The three allegedly led customers to believe that their company was affiliated with the government by calling each other “agents” or “immigration agent” in conversations with customers. In addition to mail and wire fraud charges, other charges of criminal activity included the following alleged conduct:
- Determining for customers which immigration forms they needed, despite not have any expertise in immigration;
- Promising to provide assistance in completing immigration forms but failing to do so;
- Making false, material statements leading customers to believe their organization handled overflow calls from USCIS;
- Falsely indicating the fees paid by customers would apply towards government filing fees; and,
- Charging customers for freely available immigration forms an amount equal to the government filing fee for the same form.
Reports of indictments and sentencing by the Department of Justice against immigration scammers are rare, but hopefully will send a strong message to the many fraudsters out there.
USCIS Tackles Notario and Immigration Scammers
With the onset of earnest immigration reform discussions (and legislation), the federal government appears genuinely interested in targeting immigration fraudsters. For this, I commend our government.
In fact, last week, USCIS updated its website to provide a full list of all territories and states in the U.S. and how the public can go about reporting immigration fraud.
However, this may not be enough. The reality is that immigration notarios are moving online in addition to brick and mortar shops. In conducting my research for this article, one of the Google ads included a link to a website offering marriage-based immigration packages. I visited the website to investigate and it led me to believe the organization was engaging in unlawful immigration practice. Here were some of the tell-tale signs:
- No licensed attorney was listed on the website.

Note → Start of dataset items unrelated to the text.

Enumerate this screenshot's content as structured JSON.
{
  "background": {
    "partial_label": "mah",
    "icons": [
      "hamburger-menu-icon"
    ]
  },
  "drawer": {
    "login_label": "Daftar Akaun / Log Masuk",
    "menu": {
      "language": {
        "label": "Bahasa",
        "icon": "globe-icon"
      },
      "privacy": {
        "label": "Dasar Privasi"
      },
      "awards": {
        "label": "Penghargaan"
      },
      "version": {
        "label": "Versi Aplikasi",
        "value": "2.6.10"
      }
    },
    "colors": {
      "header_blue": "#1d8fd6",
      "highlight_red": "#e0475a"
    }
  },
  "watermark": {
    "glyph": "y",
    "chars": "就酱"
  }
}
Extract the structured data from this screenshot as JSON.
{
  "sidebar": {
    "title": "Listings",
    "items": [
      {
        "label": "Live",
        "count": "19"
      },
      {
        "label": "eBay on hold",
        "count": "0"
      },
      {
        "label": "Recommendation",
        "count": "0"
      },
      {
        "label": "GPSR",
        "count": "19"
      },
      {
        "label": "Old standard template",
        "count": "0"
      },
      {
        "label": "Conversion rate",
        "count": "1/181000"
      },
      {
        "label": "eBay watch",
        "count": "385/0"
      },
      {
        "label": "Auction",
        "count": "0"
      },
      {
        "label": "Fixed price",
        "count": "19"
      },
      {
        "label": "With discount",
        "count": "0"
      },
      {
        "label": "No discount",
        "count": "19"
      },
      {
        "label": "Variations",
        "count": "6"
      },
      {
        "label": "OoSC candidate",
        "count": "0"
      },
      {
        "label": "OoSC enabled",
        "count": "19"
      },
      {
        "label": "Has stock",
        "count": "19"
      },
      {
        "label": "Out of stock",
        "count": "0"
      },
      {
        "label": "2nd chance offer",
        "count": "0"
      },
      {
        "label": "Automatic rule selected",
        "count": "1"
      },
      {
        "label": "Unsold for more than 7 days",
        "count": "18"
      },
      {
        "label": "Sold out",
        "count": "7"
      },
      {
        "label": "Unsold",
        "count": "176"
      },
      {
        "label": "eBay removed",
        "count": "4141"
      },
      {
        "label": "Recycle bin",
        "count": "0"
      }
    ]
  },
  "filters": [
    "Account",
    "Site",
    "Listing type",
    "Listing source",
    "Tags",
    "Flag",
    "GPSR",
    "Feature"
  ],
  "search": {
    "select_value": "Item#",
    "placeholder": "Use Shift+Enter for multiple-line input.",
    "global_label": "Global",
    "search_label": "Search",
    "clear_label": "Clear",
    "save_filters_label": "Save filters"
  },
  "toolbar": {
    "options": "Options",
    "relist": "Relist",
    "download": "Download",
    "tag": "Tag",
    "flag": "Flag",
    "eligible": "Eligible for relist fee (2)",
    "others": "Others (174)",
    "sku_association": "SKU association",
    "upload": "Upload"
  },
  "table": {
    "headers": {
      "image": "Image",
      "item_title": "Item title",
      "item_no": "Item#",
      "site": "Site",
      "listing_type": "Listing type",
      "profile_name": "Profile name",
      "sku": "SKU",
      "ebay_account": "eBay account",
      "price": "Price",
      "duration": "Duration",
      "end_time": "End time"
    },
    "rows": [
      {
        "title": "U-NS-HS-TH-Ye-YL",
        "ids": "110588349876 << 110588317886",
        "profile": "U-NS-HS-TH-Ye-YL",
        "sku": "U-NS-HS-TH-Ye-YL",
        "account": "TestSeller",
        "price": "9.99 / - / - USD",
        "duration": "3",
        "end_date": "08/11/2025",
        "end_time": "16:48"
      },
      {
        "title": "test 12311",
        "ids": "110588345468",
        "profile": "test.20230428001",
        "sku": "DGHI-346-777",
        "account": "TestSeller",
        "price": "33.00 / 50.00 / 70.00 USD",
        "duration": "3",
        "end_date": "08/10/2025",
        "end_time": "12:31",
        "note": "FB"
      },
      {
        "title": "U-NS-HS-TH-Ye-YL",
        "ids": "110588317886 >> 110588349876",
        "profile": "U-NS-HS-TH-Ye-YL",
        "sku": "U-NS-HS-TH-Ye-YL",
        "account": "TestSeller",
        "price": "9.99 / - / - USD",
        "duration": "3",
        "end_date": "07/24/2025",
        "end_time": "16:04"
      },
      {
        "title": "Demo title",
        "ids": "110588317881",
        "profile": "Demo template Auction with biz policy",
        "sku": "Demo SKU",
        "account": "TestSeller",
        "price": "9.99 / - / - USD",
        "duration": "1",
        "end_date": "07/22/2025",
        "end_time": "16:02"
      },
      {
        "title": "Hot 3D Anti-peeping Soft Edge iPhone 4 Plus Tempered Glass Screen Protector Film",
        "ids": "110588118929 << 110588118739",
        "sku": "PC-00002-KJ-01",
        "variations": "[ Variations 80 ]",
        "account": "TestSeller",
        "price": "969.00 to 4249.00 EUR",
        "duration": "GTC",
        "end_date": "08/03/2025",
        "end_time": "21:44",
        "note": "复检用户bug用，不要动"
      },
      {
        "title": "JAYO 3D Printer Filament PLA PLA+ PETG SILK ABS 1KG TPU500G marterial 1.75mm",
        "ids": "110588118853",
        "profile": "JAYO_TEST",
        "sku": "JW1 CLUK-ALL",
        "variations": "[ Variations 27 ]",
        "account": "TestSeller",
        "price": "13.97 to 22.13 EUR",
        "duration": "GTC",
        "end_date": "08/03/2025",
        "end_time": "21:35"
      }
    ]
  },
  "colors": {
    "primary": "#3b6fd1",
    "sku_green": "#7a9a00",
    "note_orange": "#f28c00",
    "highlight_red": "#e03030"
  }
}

- The “About Us” and “Contact Us” web pages did not have any physical location or details about the organization. Only an 800 phone number is available.
- The website provides easy mechanisms to make a payment via credit card and PayPal with little information about what services they actually do provide.
- The website explains an “expert Immigration Agent” will assist and a “department supervisor” will review the documents before filing.
- They still use the term “INS” even though the Immigration and Naturalization Service was disbanded in 2003 and replaced with USCIS, ICE and CBP.
The website sure sounds eerily familiar to the case above, where the operators were charged, indicted and convicted.
Helping foreign nationals select which forms to complete and what to input in each field actually does constitute the practice of immigration law. This is why the federal government has indicated that the only individuals who are allowed to practice immigration law are licensed attorneys and Board of Immigration Appeals (BIA) accredited individuals. The data on each of the forms and the filing of certain forms constitute affirmative attestations to the federal government. When filed incorrectly with the wrong type of assistance, it can result in serious negative consequences.
With immigration notarios infiltrating the internet, it will be even more important for foreign nationals to be on alert and to seek the right type of assistance.